In the course of an interesting conversation precipitated by a Tweet from one of the folks I follow on Twitter (is that from the Department of Redundancy Department?), I was asked to share a blog I posted on a site within the firewall where I work. Since the subject of that blog has absolutely nothing to do specifically with the business I’m in, I have no problem doing that. Please understand, though, I was writing in response to an issue I had heard raised numerous times at work and I was specifically trying to address that issue.

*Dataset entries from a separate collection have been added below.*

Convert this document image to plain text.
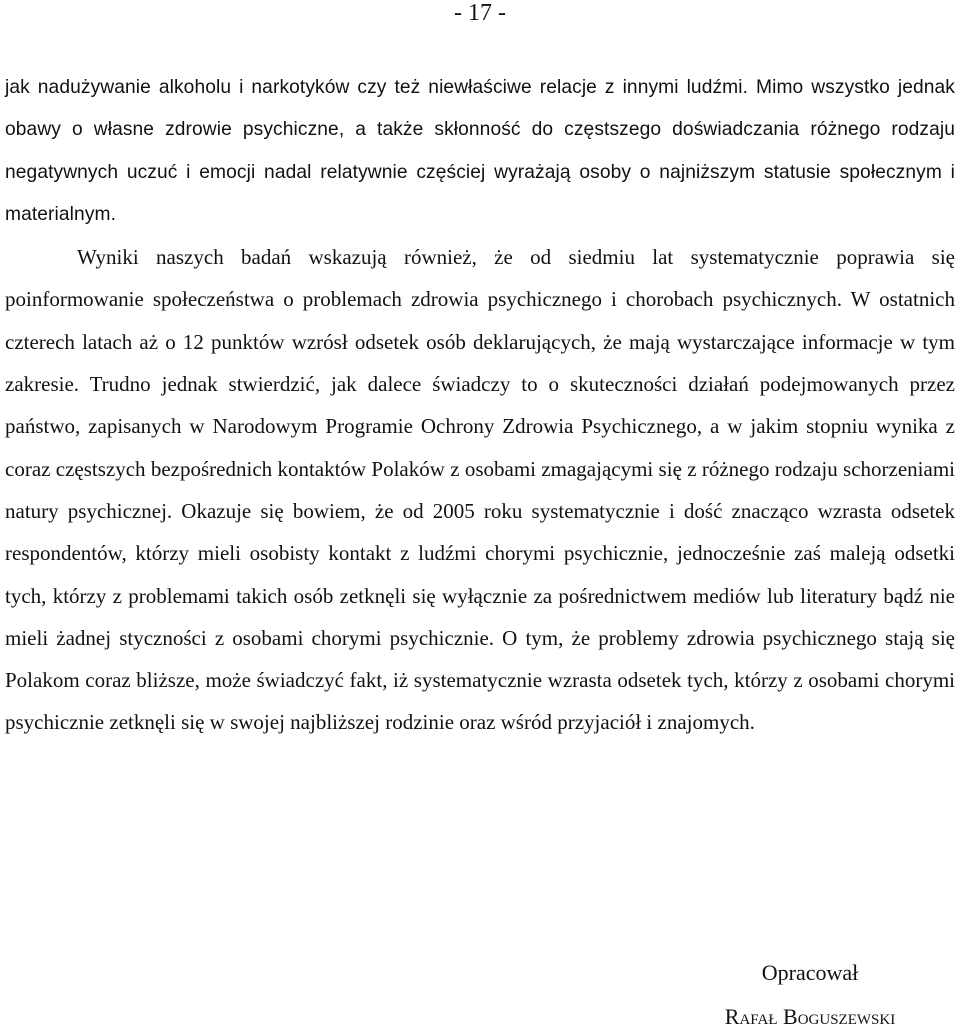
- 17 -

jak nadużywanie alkoholu i narkotyków czy też niewłaściwe relacje z innymi ludźmi. Mimo wszystko jednak obawy o własne zdrowie psychiczne, a także skłonność do częstszego doświadczania różnego rodzaju negatywnych uczuć i emocji nadal relatywnie częściej wyrażają osoby o najniższym statusie społecznym i materialnym.

Wyniki naszych badań wskazują również, że od siedmiu lat systematycznie poprawia się poinformowanie społeczeństwa o problemach zdrowia psychicznego i chorobach psychicznych. W ostatnich czterech latach aż o 12 punktów wzrósł odsetek osób deklarujących, że mają wystarczające informacje w tym zakresie. Trudno jednak stwierdzić, jak dalece świadczy to o skuteczności działań podejmowanych przez państwo, zapisanych w Narodowym Programie Ochrony Zdrowia Psychicznego, a w jakim stopniu wynika z coraz częstszych bezpośrednich kontaktów Polaków z osobami zmagającymi się z różnego rodzaju schorzeniami natury psychicznej. Okazuje się bowiem, że od 2005 roku systematycznie i dość znacząco wzrasta odsetek respondentów, którzy mieli osobisty kontakt z ludźmi chorymi psychicznie, jednocześnie zaś maleją odsetki tych, którzy z problemami takich osób zetknęli się wyłącznie za pośrednictwem mediów lub literatury bądź nie mieli żadnej styczności z osobami chorymi psychicznie. O tym, że problemy zdrowia psychicznego stają się Polakom coraz bliższe, może świadczyć fakt, iż systematycznie wzrasta odsetek tych, którzy z osobami chorymi psychicznie zetknęli się w swojej najbliższej rodzinie oraz wśród przyjaciół i znajomych.

Opracował
Rafał Boguszewski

Nevertheless, the issue probably exists to some extent outside our particular firewall. In fact, since the blog post that precipitated the conversation I’m referring to was making a point far more generally applicable than the subject of my blog, I feel compelled to point it out as well. It’s from ProNagger.com – Converting Procrastination Into Action, and the specific post is located here. What follows now is my post from work, the title of which is identical to that of this post:
I have heard that some people are a bit reluctant to use AskMe because they know whatever they write will “live on” for a long period of time and they don’t want to take a chance of looking foolish for years to come. I can understand that, especially when it comes to taking a position with respect to a technical issue that may not have a crystal clear answer. I can also understand the reluctance when it comes to spelling, grammar, etc.
So let me point something out that I’ve learned over the last couple of years. First of all, while spelling, grammar, and punctuation are all very important (and few people are quite the stickler I am for their correctness), when it comes to communicating and sharing ideas, I think they’re a bit overrated. This has been driven home to me especially when using Windows Messenger, which I do quite a bit. I have finally reached the point where I don’t bother using capital letters and I only use punctuation when absolutely necessary to be clear.
I also use Twitter, which only allows for the use of 140 characters in any act of publishing. So, sometimes I take a lot of liberties with spelling in order to pack as much meaning into a short communication. So, the point I’m making here is . . . I hope you won’t let the possibility you will post questions, answers, etc. on AskMe with mistakes in them stop you from contributing. It really isn’t that big a deal – especially when balanced against the substantial need to increase our ability to share our knowledge and learn from each other.
This post generated quite a few comments, most expressing relief to have this pointed out to them. One of them, from a colleague I know well who blogs a fair amount internally, merely pointed out his discovery that the original author of the post can edit it, but those who comment could not. I felt compelled to respond and here is what I said:
I have learned the same thing. However, I specifically refrained from correcting this blog because of the message I wanted to convey. I think we’re all pretty much in agreement that spelling, grammar, and punctuation are extremely important in demonstrating the veracity of a document intended to convey important factual information and, perhaps, some other types of communication that require excellent form. I think we all agree as well there are certain forms of communication that needn’t be quite as “clean” as others; IM and blogs come immediately to mind. I have read a lot of blogs by a lot of very well-read and highly respected people. I notice errors popping up all the time. I think most people forgive those errors, not because they don’t matter at all, but because they don’t really detract from the message and the rapid dissemination of ideas is seen as more valuable than careful editing. Besides, blogs generally don’t go through edit cycles and, if you read the newspaper you know editing is no guarantee of good writing either.
I have a confession to make. Though I changed nothing in the blog as it appears at work, I did make a couple of changes here where I discovered errors in my original post. Please forgive me. As I’ve confessed elsewhere, I have a tendency to be a member of the Grammar and Spelling Police . . . I have to follow my bliss!